The fern test is a medical laboratory test used in obstetrics and gynecology. The name refers to the detection of a characteristic "fern like" pattern of vaginal secretions when a specimen is allowed to dry on a glass slide and is viewed under a low-power microscope. The fern test is most commonly used to provide evidence of the presence of amniotic fluid and is used in obstetrics to detect preterm premature rupture of membranes and/or the onset of labor. It also may provide indirect evidence of ovulation and fertility, although it does not predict the time of ovulation.

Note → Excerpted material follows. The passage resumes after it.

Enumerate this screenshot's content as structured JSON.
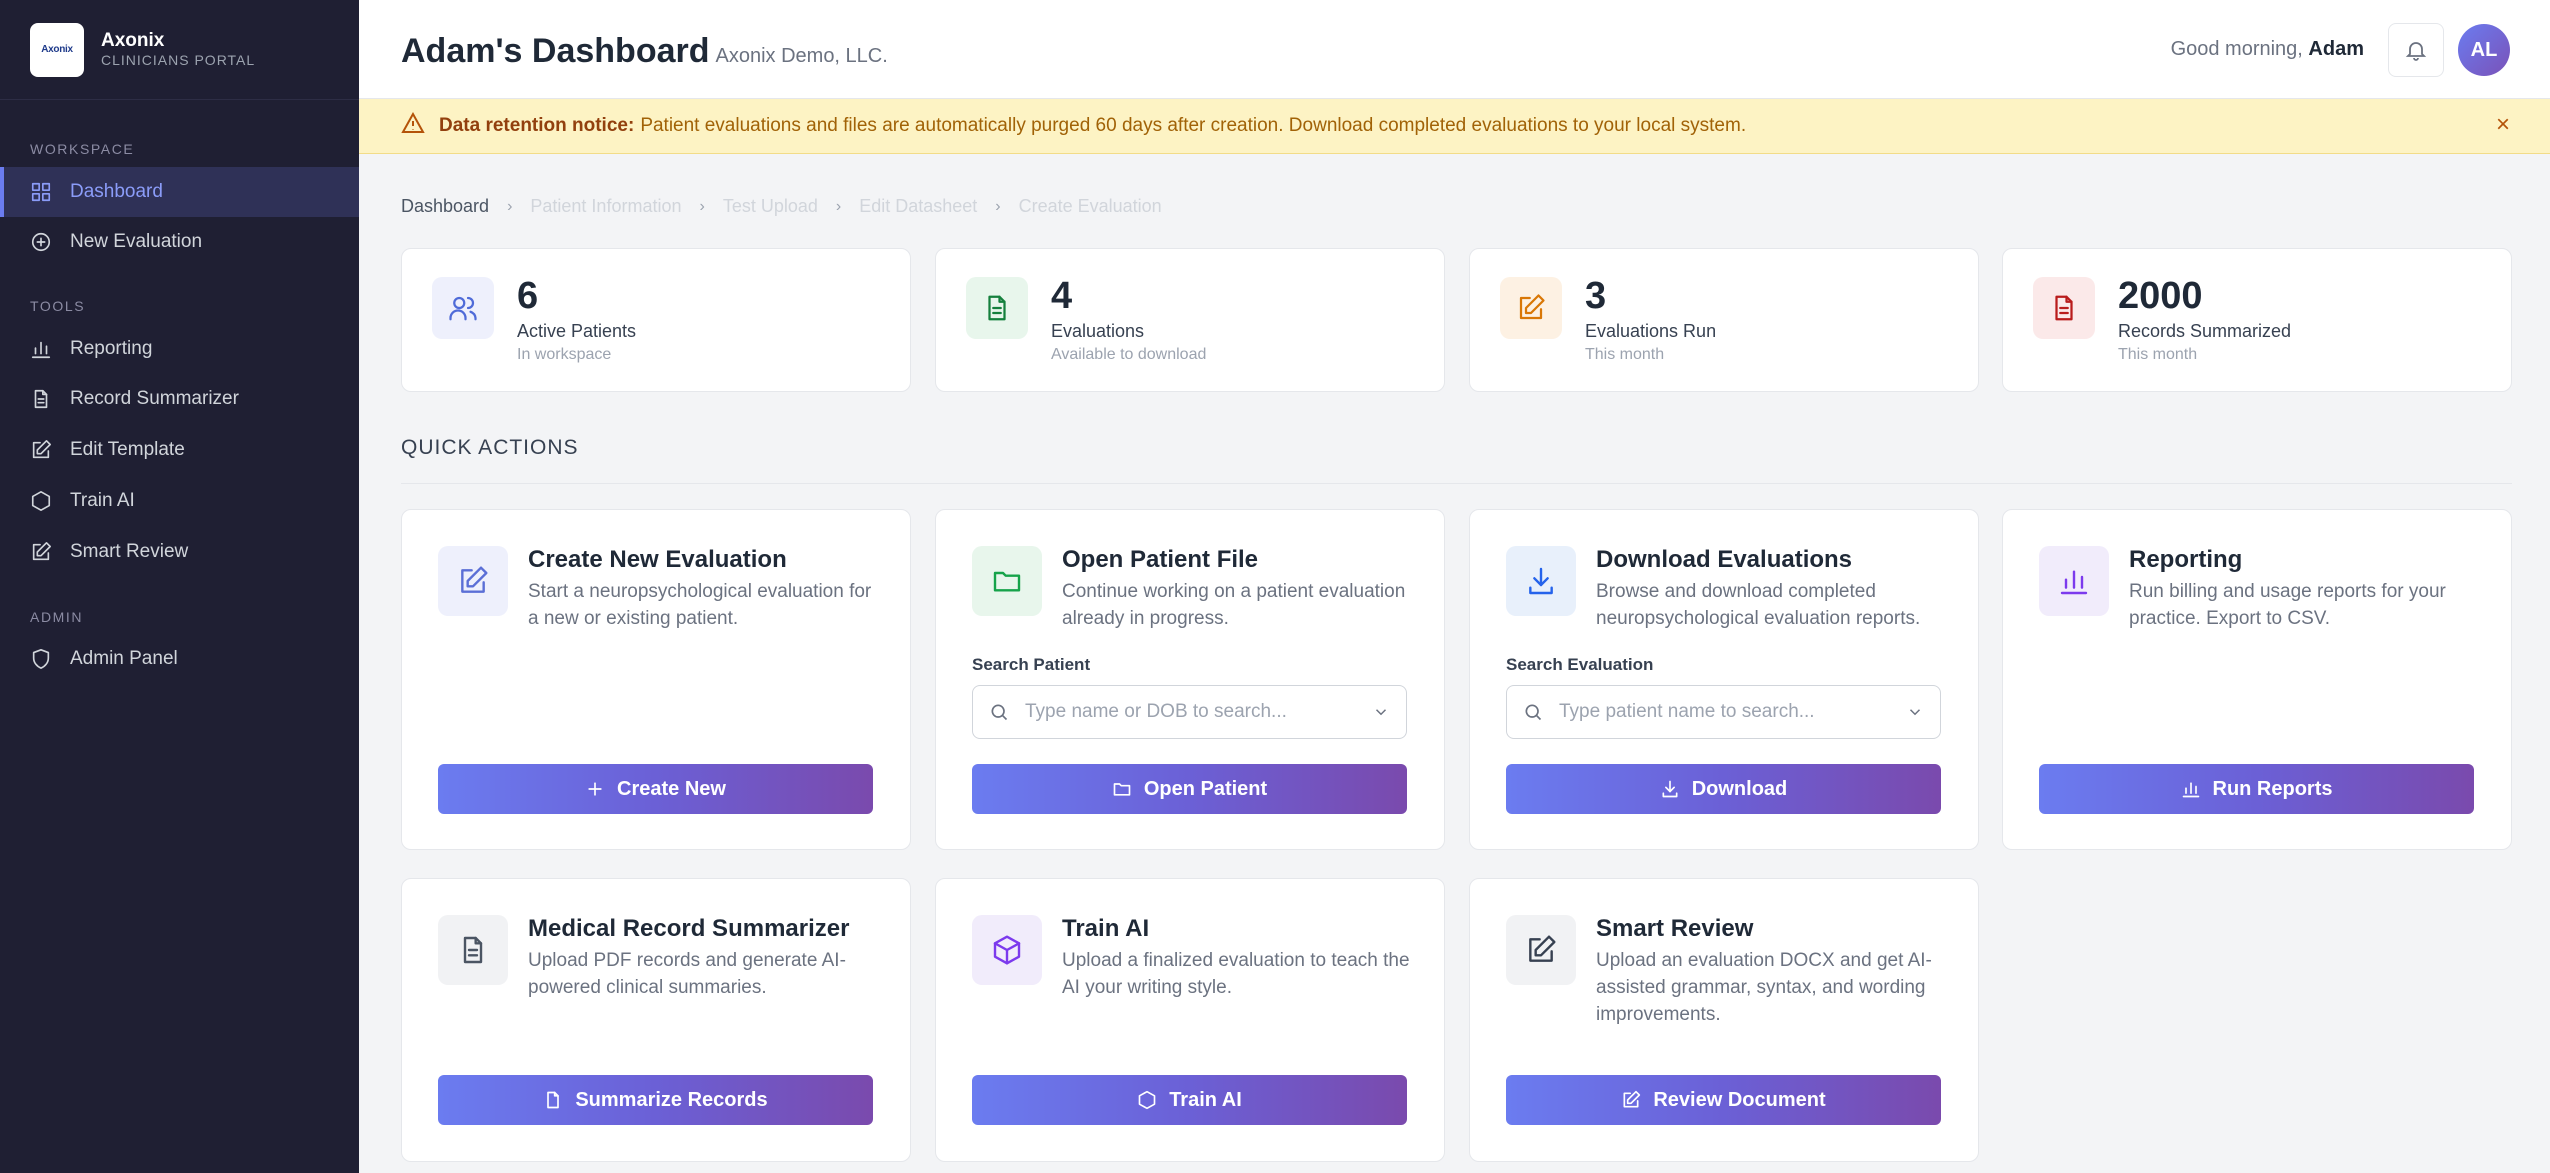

Ferning was first described in the field of gynecology in 1945 by Georgios Papanikolaou, inventor of the Pap smear, as a test for ovulation during a normal menstrual cycle. When high levels of estrogen are present, such as just before ovulation (or during pregnancy), the cervical mucus forms fern-like patterns due to crystallization of sodium chloride on mucus fibers. This pattern is known as arborization or 'ferning'. When progesterone is the dominant hormone, as it would be in the second half of a normal cycle, the fern pattern is no longer discernible, and the pattern is completely absent by the 22nd day of an individual’s cycle after ovulation (assuming a 28-day cycle). The disappearance of the fern pattern after the 22nd day suggests ovulation, and its persistence throughout the menstrual cycle may suggest an anovulatory cycle.

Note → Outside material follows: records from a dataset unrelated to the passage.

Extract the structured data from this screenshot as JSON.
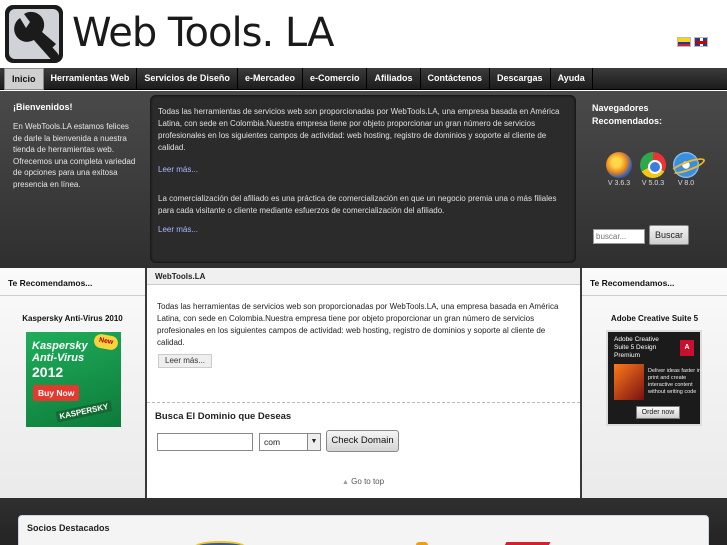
{
  "header": {
    "logo_text": "Web Tools. LA"
  },
  "nav": {
    "items": [
      "Inicio",
      "Herramientas Web",
      "Servicios de Diseño",
      "e-Mercadeo",
      "e-Comercio",
      "Afiliados",
      "Contáctenos",
      "Descargas",
      "Ayuda"
    ]
  },
  "welcome": {
    "title": "¡Bienvenidos!",
    "text": "En WebTools.LA estamos felices de darle la bienvenida a nuestra tienda de herramientas web. Ofrecemos una completa variedad de opciones para una exitosa presencia en línea."
  },
  "intro": {
    "p1": "Todas las herramientas de servicios web son proporcionadas por WebTools.LA, una empresa basada en América Latina, con sede en Colombia.Nuestra empresa tiene por objeto proporcionar un gran número de servicios profesionales en los siguientes campos de actividad: web hosting, registro de dominios y soporte al cliente de calidad.",
    "link1": "Leer más...",
    "p2": "La comercialización del afiliado es una práctica de comercialización en que un negocio premia una o más filiales para cada visitante o cliente mediante esfuerzos de comercialización del afiliado.",
    "link2": "Leer más..."
  },
  "browsers": {
    "title": "Navegadores Recomendados:",
    "items": [
      {
        "icon": "firefox-icon",
        "version": "V 3.6.3"
      },
      {
        "icon": "chrome-icon",
        "version": "V 5.0.3"
      },
      {
        "icon": "ie-icon",
        "version": "V 8.0"
      }
    ]
  },
  "search": {
    "placeholder": "buscar...",
    "button": "Buscar"
  },
  "left_ad": {
    "title": "Te Recomendamos...",
    "product": "Kaspersky Anti-Virus 2010",
    "box_badge": "New",
    "box_title": "Kaspersky Anti-Virus",
    "box_year": "2012",
    "box_button": "Buy Now",
    "box_brand": "KASPERSKY"
  },
  "right_ad": {
    "title": "Te Recomendamos...",
    "product": "Adobe Creative Suite 5",
    "box_title": "Adobe Creative Suite 5 Design Premium",
    "box_text": "Deliver ideas faster in print and create interactive content without writing code",
    "box_button": "Order now"
  },
  "main": {
    "header": "WebTools.LA",
    "text": "Todas las herramientas de servicios web son proporcionadas por WebTools.LA, una empresa basada en América Latina, con sede en Colombia.Nuestra empresa tiene por objeto proporcionar un gran número de servicios profesionales en los siguientes campos de actividad: web hosting, registro de dominios y soporte al cliente de calidad.",
    "more": "Leer más...",
    "domain_title": "Busca El Dominio que Deseas",
    "domain_value": "",
    "tld": "com",
    "check_button": "Check Domain",
    "go_top": "Go to top"
  },
  "partners": {
    "title": "Socios Destacados"
  }
}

Ferning is now most commonly used as a test for prelabor rupture of membranes which refers to the rupture of the amniotic sac during pregnancy. The sodium chloride content of amniotic fluid secreted by the fetal kidneys may be indicative that membrane rupture has occurred, though the pattern of 'ferning' seen in amniotic fluid is distinct from that seen in cervical mucus. Amniotic fluid tends to produce a more delicate pattern, compared to a thick and wide arborization pattern seen in dried cervical mucus.

False positive results are mostly attributable to cervical mucus, though have been reported due to semen and fingerprints, while false negatives are attributable to inadequate fluid available at the time of specimen collection, or contamination from leukorrhea, blood or meconium. Additionally, the accuracy of ferning is markedly less in women who are not in labor as compared to those in labor, with a reported sensitivity and specificity of 51% and 70%, respectively, in patients without labor and 98% and 88%, respectively, in patients in labor.